Maggie set Kate’s scotch down in front of her. “By the way, I haven’t seen Miss Deep Freeze in a couple of days.”
It took Kate a moment to remember that this was Maggie’s appellation for Andrea Ross.
“Seems real strange,” Maggie said, “after seeing her in here for hours every single day the last two weeks. I’ve been in this business a long time, that woman was sure as hell looking for something.”
“Maybe she found it.” Kate picked up her drink. “Here’s to Miss Deep Freeze,” she said.
As Maggie went off to wait on a woman at the end of the bar, Kate relaxed into her tiredness, listening contentedly to all the female sounds around her.
“So,” Maggie said, coming back to her. She raised an arm toward the banner hanging above the mirror: ALIVE WITH PRIDE IN ’85. “You coming to the Gay Pride parade Sunday?”

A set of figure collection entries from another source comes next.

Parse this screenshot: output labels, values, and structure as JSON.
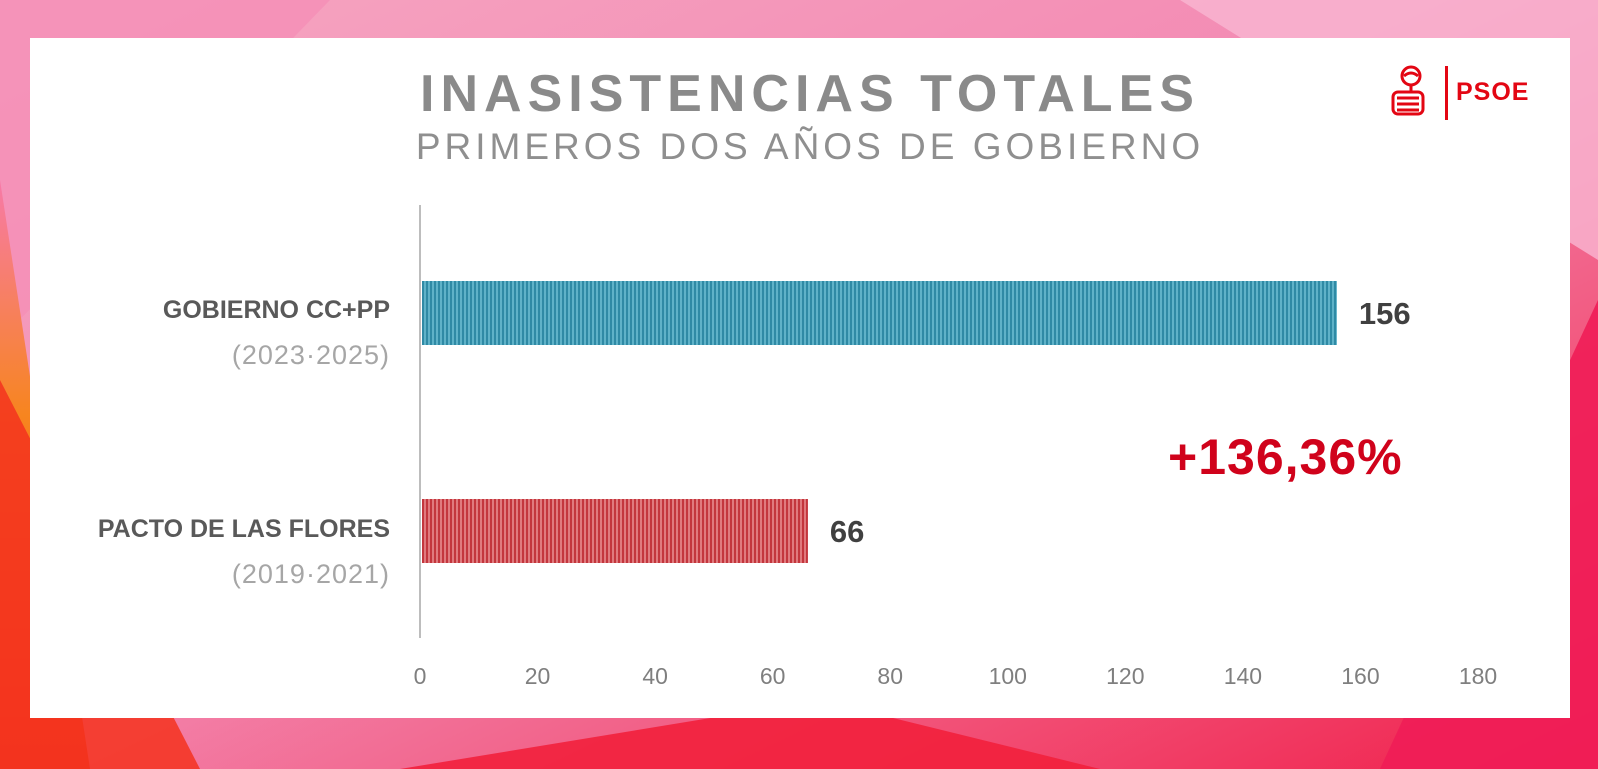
{
  "colors": {
    "bar_gobierno": "#3a97b0",
    "bar_pacto": "#c8444a",
    "annotation": "#d0021b",
    "brand": "#e30613"
  },
  "logo": {
    "text": "PSOE",
    "icon": "rose-fist-icon"
  },
  "chart_data": {
    "type": "bar",
    "orientation": "horizontal",
    "title": "INASISTENCIAS TOTALES",
    "subtitle": "PRIMEROS DOS AÑOS DE GOBIERNO",
    "categories": [
      {
        "label": "GOBIERNO CC+PP",
        "period": "(2023·2025)"
      },
      {
        "label": "PACTO DE LAS FLORES",
        "period": "(2019·2021)"
      }
    ],
    "values": [
      156,
      66
    ],
    "value_labels": [
      "156",
      "66"
    ],
    "xlim": [
      0,
      180
    ],
    "xticks": [
      "0",
      "20",
      "40",
      "60",
      "80",
      "100",
      "120",
      "140",
      "160",
      "180"
    ],
    "grid": false,
    "annotation": "+136,36%"
  }
}
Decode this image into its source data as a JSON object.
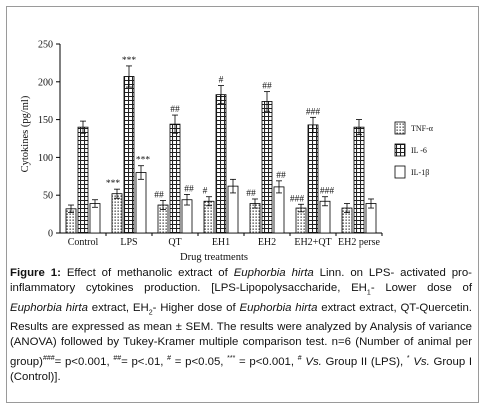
{
  "chart_data": {
    "type": "bar",
    "categories": [
      "Control",
      "LPS",
      "QT",
      "EH1",
      "EH2",
      "EH2+QT",
      "EH2 perse"
    ],
    "xlabel": "Drug treatments",
    "ylabel": "Cytokines (pg/ml)",
    "ylim": [
      0,
      250
    ],
    "yticks": [
      0,
      50,
      100,
      150,
      200,
      250
    ],
    "grid": false,
    "legend_position": "right",
    "series": [
      {
        "name": "TNF-α",
        "pattern": "dots",
        "values": [
          32,
          52,
          37,
          42,
          39,
          33,
          33
        ],
        "errors": [
          5,
          6,
          6,
          6,
          6,
          5,
          6
        ],
        "labels": [
          "",
          "***",
          "##",
          "#",
          "##",
          "###",
          ""
        ]
      },
      {
        "name": "IL -6",
        "pattern": "crosshatch",
        "values": [
          140,
          207,
          144,
          183,
          174,
          143,
          140
        ],
        "errors": [
          8,
          14,
          12,
          12,
          13,
          10,
          10
        ],
        "labels": [
          "",
          "***",
          "##",
          "#",
          "##",
          "###",
          ""
        ]
      },
      {
        "name": "IL-1β",
        "pattern": "white",
        "values": [
          39,
          80,
          44,
          62,
          61,
          42,
          39
        ],
        "errors": [
          5,
          9,
          7,
          9,
          8,
          6,
          6
        ],
        "labels": [
          "",
          "***",
          "##",
          "",
          "##",
          "###",
          ""
        ]
      }
    ]
  },
  "caption": {
    "label": "Figure 1:",
    "parts": [
      " Effect of methanolic extract of ",
      "Euphorbia hirta",
      " Linn. on LPS- activated pro-inflammatory cytokines production. [LPS-Lipopolysaccharide, EH",
      "1",
      "- Lower dose of ",
      "Euphorbia hirta",
      " extract, EH",
      "2",
      "- Higher dose of ",
      "Euphorbia hirta",
      " extract extract, QT-Quercetin. Results are expressed as mean ± SEM. The results were analyzed by Analysis of variance (ANOVA) followed by Tukey-Kramer multiple comparison test. n=6 (Number of animal per group)",
      "###",
      "= p<0.001, ",
      "##",
      "= p<.01, ",
      "#",
      " = p<0.05, ",
      "***",
      " = p<0.001, ",
      "#",
      " ",
      "Vs.",
      " Group II (LPS), ",
      "*",
      "  ",
      "Vs.",
      " Group I (Control)]."
    ]
  }
}
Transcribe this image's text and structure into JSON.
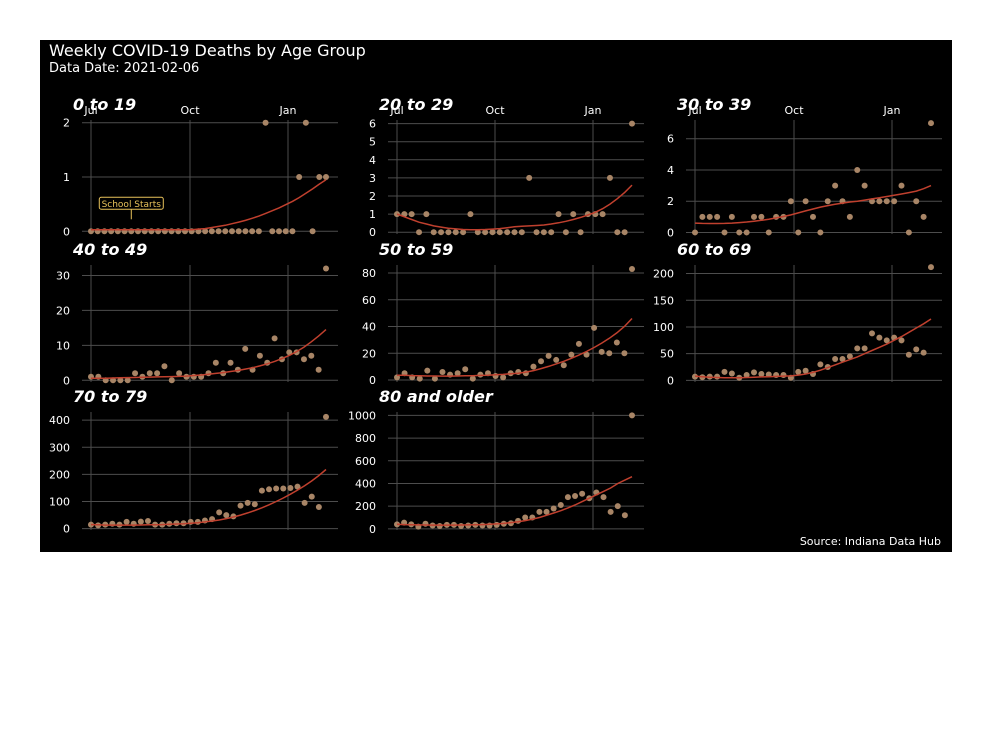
{
  "figure": {
    "title": "Weekly COVID-19 Deaths by Age Group",
    "subtitle": "Data Date: 2021-02-06",
    "caption": "Source: Indiana Data Hub",
    "month_labels": [
      "Jul",
      "Oct",
      "Jan"
    ],
    "colors": {
      "background": "#000000",
      "grid": "#4d4d4d",
      "points": "#a88566",
      "trend": "#c0402e",
      "text": "#ffffff",
      "annotation": "#e8c25a"
    }
  },
  "chart_data": [
    {
      "type": "scatter",
      "title": "0 to 19",
      "ylim": [
        -0.05,
        2.05
      ],
      "yticks": [
        0,
        1,
        2
      ],
      "annotation": {
        "text": "School Starts",
        "week": 6
      },
      "points": [
        0,
        0,
        0,
        0,
        0,
        0,
        0,
        0,
        0,
        0,
        0,
        0,
        0,
        0,
        0,
        0,
        0,
        0,
        0,
        0,
        0,
        0,
        0,
        0,
        0,
        0,
        2,
        0,
        0,
        0,
        0,
        1,
        2,
        0,
        1,
        1
      ],
      "trend": [
        0.03,
        0.03,
        0.03,
        0.03,
        0.03,
        0.03,
        0.03,
        0.03,
        0.03,
        0.03,
        0.03,
        0.03,
        0.03,
        0.03,
        0.03,
        0.03,
        0.04,
        0.05,
        0.07,
        0.09,
        0.11,
        0.14,
        0.17,
        0.2,
        0.24,
        0.28,
        0.33,
        0.38,
        0.43,
        0.49,
        0.55,
        0.62,
        0.7,
        0.78,
        0.87,
        0.95
      ]
    },
    {
      "type": "scatter",
      "title": "20 to 29",
      "ylim": [
        -0.1,
        6.2
      ],
      "yticks": [
        0,
        1,
        2,
        3,
        4,
        5,
        6
      ],
      "points": [
        1,
        1,
        1,
        0,
        1,
        0,
        0,
        0,
        0,
        0,
        1,
        0,
        0,
        0,
        0,
        0,
        0,
        0,
        3,
        0,
        0,
        0,
        1,
        0,
        1,
        0,
        1,
        1,
        1,
        3,
        0,
        0,
        6
      ],
      "trend": [
        1.0,
        0.85,
        0.7,
        0.55,
        0.45,
        0.35,
        0.28,
        0.22,
        0.18,
        0.15,
        0.14,
        0.14,
        0.15,
        0.17,
        0.2,
        0.25,
        0.3,
        0.33,
        0.35,
        0.37,
        0.4,
        0.45,
        0.52,
        0.6,
        0.7,
        0.82,
        0.95,
        1.1,
        1.3,
        1.55,
        1.85,
        2.2,
        2.6
      ]
    },
    {
      "type": "scatter",
      "title": "30 to 39",
      "ylim": [
        -0.1,
        7.2
      ],
      "yticks": [
        0,
        2,
        4,
        6
      ],
      "points": [
        0,
        1,
        1,
        1,
        0,
        1,
        0,
        0,
        1,
        1,
        0,
        1,
        1,
        2,
        0,
        2,
        1,
        0,
        2,
        3,
        2,
        1,
        4,
        3,
        2,
        2,
        2,
        2,
        3,
        0,
        2,
        1,
        7
      ],
      "trend": [
        0.6,
        0.58,
        0.57,
        0.57,
        0.58,
        0.6,
        0.63,
        0.67,
        0.72,
        0.78,
        0.85,
        0.93,
        1.02,
        1.12,
        1.25,
        1.38,
        1.5,
        1.62,
        1.72,
        1.8,
        1.88,
        1.95,
        2.0,
        2.07,
        2.15,
        2.22,
        2.3,
        2.38,
        2.46,
        2.55,
        2.65,
        2.8,
        3.0
      ]
    },
    {
      "type": "scatter",
      "title": "40 to 49",
      "ylim": [
        -0.5,
        33
      ],
      "yticks": [
        0,
        10,
        20,
        30
      ],
      "points": [
        1,
        1,
        0,
        0,
        0,
        0,
        2,
        1,
        2,
        2,
        4,
        0,
        2,
        1,
        1,
        1,
        2,
        5,
        2,
        5,
        3,
        9,
        3,
        7,
        5,
        12,
        6,
        8,
        8,
        6,
        7,
        3,
        32
      ],
      "trend": [
        0.6,
        0.6,
        0.6,
        0.65,
        0.7,
        0.75,
        0.8,
        0.85,
        0.9,
        0.95,
        1.0,
        1.05,
        1.1,
        1.2,
        1.35,
        1.5,
        1.7,
        1.95,
        2.2,
        2.5,
        2.8,
        3.2,
        3.6,
        4.1,
        4.7,
        5.4,
        6.2,
        7.1,
        8.2,
        9.5,
        11.0,
        12.7,
        14.5
      ]
    },
    {
      "type": "scatter",
      "title": "50 to 59",
      "ylim": [
        -1.5,
        86
      ],
      "yticks": [
        0,
        20,
        40,
        60,
        80
      ],
      "points": [
        2,
        5,
        2,
        1,
        7,
        1,
        6,
        4,
        5,
        8,
        1,
        4,
        5,
        3,
        2,
        5,
        6,
        5,
        10,
        14,
        18,
        15,
        11,
        19,
        27,
        19,
        39,
        21,
        20,
        28,
        20,
        83
      ],
      "trend": [
        3.5,
        3.5,
        3.3,
        3.2,
        3.0,
        3.0,
        2.9,
        2.9,
        3.0,
        3.1,
        3.2,
        3.4,
        3.6,
        3.9,
        4.2,
        4.6,
        5.1,
        5.9,
        7.0,
        8.5,
        10.2,
        12.0,
        14.0,
        16.2,
        18.6,
        21.3,
        24.3,
        27.6,
        31.2,
        35.2,
        40.0,
        46.0
      ]
    },
    {
      "type": "scatter",
      "title": "60 to 69",
      "ylim": [
        -3,
        216
      ],
      "yticks": [
        0,
        50,
        100,
        150,
        200
      ],
      "points": [
        7,
        6,
        7,
        7,
        16,
        13,
        5,
        10,
        15,
        12,
        11,
        10,
        10,
        5,
        16,
        18,
        12,
        30,
        25,
        40,
        40,
        45,
        60,
        60,
        88,
        80,
        75,
        80,
        75,
        48,
        58,
        52,
        212
      ],
      "trend": [
        8,
        7,
        6,
        5.5,
        5,
        5,
        5,
        5.5,
        6,
        6.5,
        7,
        7.5,
        8,
        8.5,
        10,
        12,
        15,
        19,
        24,
        29,
        34,
        39,
        44,
        50,
        56,
        62,
        68,
        75,
        82,
        90,
        98,
        106,
        115
      ]
    },
    {
      "type": "scatter",
      "title": "70 to 79",
      "ylim": [
        -5,
        430
      ],
      "yticks": [
        0,
        100,
        200,
        300,
        400
      ],
      "points": [
        15,
        12,
        15,
        18,
        15,
        25,
        18,
        26,
        28,
        15,
        15,
        18,
        20,
        20,
        25,
        25,
        30,
        35,
        60,
        50,
        45,
        85,
        95,
        90,
        140,
        145,
        148,
        148,
        150,
        155,
        95,
        118,
        80,
        412
      ],
      "trend": [
        15,
        14,
        13,
        13,
        13,
        13,
        13,
        13.5,
        14,
        14.5,
        15,
        16,
        17,
        18,
        20,
        22,
        25,
        28,
        32,
        37,
        43,
        50,
        58,
        67,
        77,
        88,
        100,
        113,
        127,
        142,
        158,
        176,
        196,
        218
      ]
    },
    {
      "type": "scatter",
      "title": "80 and older",
      "ylim": [
        -10,
        1030
      ],
      "yticks": [
        0,
        200,
        400,
        600,
        800,
        1000
      ],
      "points": [
        40,
        55,
        40,
        20,
        45,
        30,
        25,
        35,
        35,
        25,
        30,
        35,
        30,
        30,
        35,
        45,
        50,
        70,
        100,
        100,
        150,
        150,
        180,
        210,
        280,
        290,
        310,
        270,
        320,
        280,
        150,
        200,
        120,
        1000
      ],
      "trend": [
        40,
        38,
        36,
        35,
        34,
        33,
        33,
        33,
        33,
        34,
        35,
        36,
        38,
        40,
        44,
        48,
        55,
        63,
        73,
        85,
        100,
        120,
        140,
        160,
        185,
        210,
        240,
        270,
        300,
        330,
        360,
        400,
        430,
        460
      ]
    }
  ]
}
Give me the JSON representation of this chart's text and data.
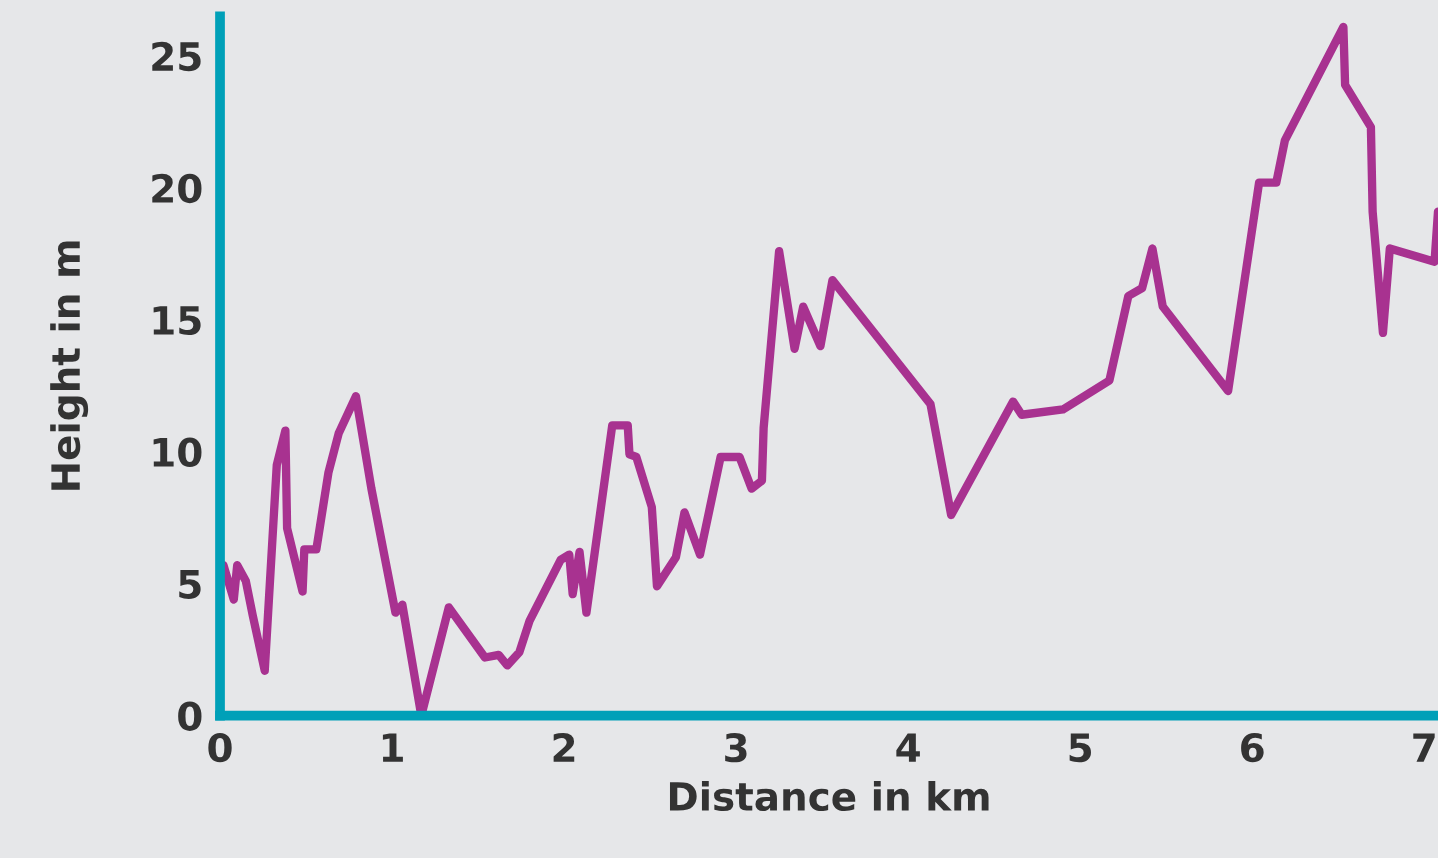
{
  "chart_data": {
    "type": "line",
    "xlabel": "Distance in km",
    "ylabel": "Height in m",
    "xlim": [
      0,
      7.08
    ],
    "ylim": [
      0,
      26.5
    ],
    "xticks": [
      0,
      1,
      2,
      3,
      4,
      5,
      6,
      7
    ],
    "yticks": [
      0,
      5,
      10,
      15,
      20,
      25
    ],
    "grid": false,
    "marker": "none",
    "line_style": "solid",
    "series": [
      {
        "color": "#a83290",
        "x": [
          0.02,
          0.08,
          0.1,
          0.15,
          0.19,
          0.26,
          0.33,
          0.38,
          0.39,
          0.48,
          0.49,
          0.56,
          0.63,
          0.69,
          0.79,
          0.88,
          1.02,
          1.06,
          1.17,
          1.33,
          1.54,
          1.62,
          1.67,
          1.74,
          1.8,
          1.98,
          2.03,
          2.05,
          2.09,
          2.13,
          2.28,
          2.37,
          2.38,
          2.42,
          2.51,
          2.54,
          2.65,
          2.7,
          2.79,
          2.91,
          3.02,
          3.09,
          3.15,
          3.16,
          3.25,
          3.34,
          3.39,
          3.49,
          3.56,
          4.13,
          4.25,
          4.61,
          4.66,
          4.9,
          5.17,
          5.28,
          5.36,
          5.42,
          5.48,
          5.86,
          6.04,
          6.14,
          6.19,
          6.53,
          6.54,
          6.69,
          6.7,
          6.76,
          6.8,
          7.06,
          7.08
        ],
        "values": [
          5.7,
          4.4,
          5.7,
          5.1,
          3.8,
          1.7,
          9.5,
          10.8,
          7.1,
          4.7,
          6.3,
          6.3,
          9.2,
          10.7,
          12.1,
          8.6,
          3.9,
          4.2,
          0,
          4.1,
          2.2,
          2.3,
          1.9,
          2.4,
          3.6,
          5.9,
          6.1,
          4.6,
          6.2,
          3.9,
          11.0,
          11.0,
          9.9,
          9.8,
          7.9,
          4.9,
          6.0,
          7.7,
          6.1,
          9.8,
          9.8,
          8.6,
          8.9,
          10.9,
          17.6,
          13.9,
          15.5,
          14.0,
          16.5,
          11.8,
          7.6,
          11.9,
          11.4,
          11.6,
          12.7,
          15.9,
          16.2,
          17.7,
          15.5,
          12.3,
          20.2,
          20.2,
          21.8,
          26.1,
          23.9,
          22.3,
          19.1,
          14.5,
          17.7,
          17.2,
          19.1
        ]
      }
    ]
  }
}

Kate shook her head. “It’s too well covered by the media. And patrolled by the sheriff’s department. I know some of those people—it’s just too risky.”
Maggie leaned across the bar and gestured to the back of the room, toward the parking lot. “Two nights ago you put your life on the line out there. You could get killed tomorrow doing your job. And you tell me you can’t go to a Gay Pride parade. Doesn’t that strike you as just a little weird?”
“Yes,” Kate answered, “it does. But—”
Patton came up to the bar. She pointed an accusing finger at Kate’s drink and held her nose. “Yechhh,” she said.
Then she swept off her yacht cap and bowed low to Kate. “Your officerness, Raney and Audie have challenged the two of us to a game of Scrabble. What do you say we go over there and kick ass?”
Kate looked over to where the two women sat smiling at her. “You’re on,” she said to Patton.